Martin James McCluskey (born 25 February 1986) is a Scottish Labour Party politician serving as the Member of Parliament for Inverclyde and Renfrewshire West since the 2024 general election. He was promoted to Assistant Whip on 18 July 2024. On 7 September 2025 McCluskey was promoted again to be Parliamentary Under-Secretary of State for Energy Consumers in the Department for Energy Security and Net Zero.

== Background ==

McCluskey was born and brought up in Greenock and was educated at St Patrick's Primary, Greenock, St Aloysius' College, Glasgow and the University of Oxford.

From 2008 to 2010 he was an adviser to the Chair and Chief Executive of the Equality and Human Rights Commission, working on the team that delivered the Equality Act 2010, and from 2010 to 2012 worked for development charity VSO UK.

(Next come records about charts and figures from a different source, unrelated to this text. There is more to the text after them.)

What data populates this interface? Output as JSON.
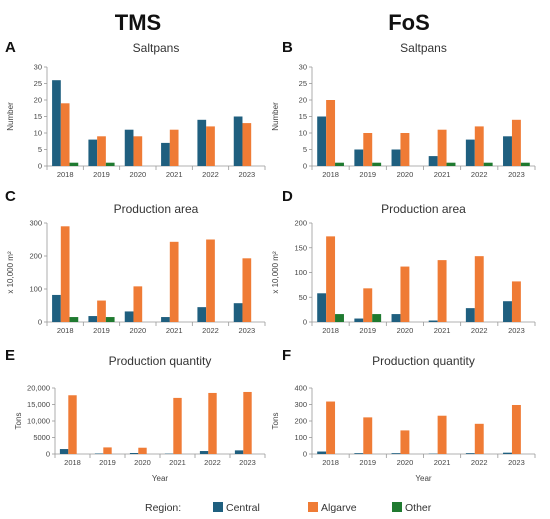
{
  "colors": {
    "Central": "#1f5f7f",
    "Algarve": "#ef7b35",
    "Other": "#1f7a30"
  },
  "columns": [
    {
      "title": "TMS"
    },
    {
      "title": "FoS"
    }
  ],
  "legend": {
    "title": "Region:",
    "entries": [
      "Central",
      "Algarve",
      "Other"
    ]
  },
  "chart_data": [
    {
      "panel": "A",
      "type": "bar",
      "title": "Saltpans",
      "ylabel": "Number",
      "xlabel": "",
      "categories": [
        "2018",
        "2019",
        "2020",
        "2021",
        "2022",
        "2023"
      ],
      "ylim": [
        0,
        30
      ],
      "yticks": [
        0,
        5,
        10,
        15,
        20,
        25,
        30
      ],
      "ytick_labels": [
        "0",
        "5",
        "10",
        "15",
        "20",
        "25",
        "30"
      ],
      "series": [
        {
          "name": "Central",
          "values": [
            26,
            8,
            11,
            7,
            14,
            15
          ]
        },
        {
          "name": "Algarve",
          "values": [
            19,
            9,
            9,
            11,
            12,
            13
          ]
        },
        {
          "name": "Other",
          "values": [
            1,
            1,
            0,
            0,
            0,
            0
          ]
        }
      ]
    },
    {
      "panel": "B",
      "type": "bar",
      "title": "Saltpans",
      "ylabel": "Number",
      "xlabel": "",
      "categories": [
        "2018",
        "2019",
        "2020",
        "2021",
        "2022",
        "2023"
      ],
      "ylim": [
        0,
        30
      ],
      "yticks": [
        0,
        5,
        10,
        15,
        20,
        25,
        30
      ],
      "ytick_labels": [
        "0",
        "5",
        "10",
        "15",
        "20",
        "25",
        "30"
      ],
      "series": [
        {
          "name": "Central",
          "values": [
            15,
            5,
            5,
            3,
            8,
            9
          ]
        },
        {
          "name": "Algarve",
          "values": [
            20,
            10,
            10,
            11,
            12,
            14
          ]
        },
        {
          "name": "Other",
          "values": [
            1,
            1,
            0,
            1,
            1,
            1
          ]
        }
      ]
    },
    {
      "panel": "C",
      "type": "bar",
      "title": "Production area",
      "ylabel": "x 10,000 m²",
      "xlabel": "",
      "categories": [
        "2018",
        "2019",
        "2020",
        "2021",
        "2022",
        "2023"
      ],
      "ylim": [
        0,
        300
      ],
      "yticks": [
        0,
        100,
        200,
        300
      ],
      "ytick_labels": [
        "0",
        "100",
        "200",
        "300"
      ],
      "series": [
        {
          "name": "Central",
          "values": [
            82,
            18,
            32,
            15,
            45,
            57
          ]
        },
        {
          "name": "Algarve",
          "values": [
            290,
            65,
            108,
            243,
            250,
            193
          ]
        },
        {
          "name": "Other",
          "values": [
            15,
            15,
            0,
            0,
            0,
            0
          ]
        }
      ]
    },
    {
      "panel": "D",
      "type": "bar",
      "title": "Production area",
      "ylabel": "x 10,000 m²",
      "xlabel": "",
      "categories": [
        "2018",
        "2019",
        "2020",
        "2021",
        "2022",
        "2023"
      ],
      "ylim": [
        0,
        200
      ],
      "yticks": [
        0,
        50,
        100,
        150,
        200
      ],
      "ytick_labels": [
        "0",
        "50",
        "100",
        "150",
        "200"
      ],
      "series": [
        {
          "name": "Central",
          "values": [
            58,
            7,
            16,
            3,
            28,
            42
          ]
        },
        {
          "name": "Algarve",
          "values": [
            173,
            68,
            112,
            125,
            133,
            82
          ]
        },
        {
          "name": "Other",
          "values": [
            16,
            16,
            0,
            0,
            0,
            0
          ]
        }
      ]
    },
    {
      "panel": "E",
      "type": "bar",
      "title": "Production quantity",
      "ylabel": "Tons",
      "xlabel": "Year",
      "categories": [
        "2018",
        "2019",
        "2020",
        "2021",
        "2022",
        "2023"
      ],
      "ylim": [
        0,
        20000
      ],
      "yticks": [
        0,
        5000,
        10000,
        15000,
        20000
      ],
      "ytick_labels": [
        "0",
        "5000",
        "10,000",
        "15,000",
        "20,000"
      ],
      "series": [
        {
          "name": "Central",
          "values": [
            1500,
            150,
            300,
            100,
            900,
            1100
          ]
        },
        {
          "name": "Algarve",
          "values": [
            17800,
            2000,
            1900,
            17000,
            18500,
            18800
          ]
        },
        {
          "name": "Other",
          "values": [
            0,
            0,
            0,
            0,
            0,
            0
          ]
        }
      ]
    },
    {
      "panel": "F",
      "type": "bar",
      "title": "Production quantity",
      "ylabel": "Tons",
      "xlabel": "Year",
      "categories": [
        "2018",
        "2019",
        "2020",
        "2021",
        "2022",
        "2023"
      ],
      "ylim": [
        0,
        400
      ],
      "yticks": [
        0,
        100,
        200,
        300,
        400
      ],
      "ytick_labels": [
        "0",
        "100",
        "200",
        "300",
        "400"
      ],
      "series": [
        {
          "name": "Central",
          "values": [
            15,
            5,
            5,
            2,
            5,
            8
          ]
        },
        {
          "name": "Algarve",
          "values": [
            318,
            222,
            143,
            232,
            183,
            297
          ]
        },
        {
          "name": "Other",
          "values": [
            0,
            0,
            0,
            0,
            0,
            0
          ]
        }
      ]
    }
  ]
}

McCluskey returned to Scottish politics in 2012, working as the Shadow Cabinet’s Scotland adviser from 2012 to 2015, as an adviser to Ian Murray MP from 2015 to 2016 and then as Political Director of the Scottish Labour Party from 2016 to 2017. In 2017, he set up his own market research business, Kempock & Co.

He was elected as a councillor for Inverclyde Council (Inverclyde West ward) in 2022. Following his election as a Member of Parliament, he has resigned from his seat on Inverclyde Council.

In July 2026, McCluskey attended the International Energy Agency global conference on energy efficiency in Canada as Head of the UK delegation.

==Personal life==

McCluskey lives in Gourock with his husband. He became Inverclyde Council's first councillor who came out as gay. The couple were married on 9 November 2024.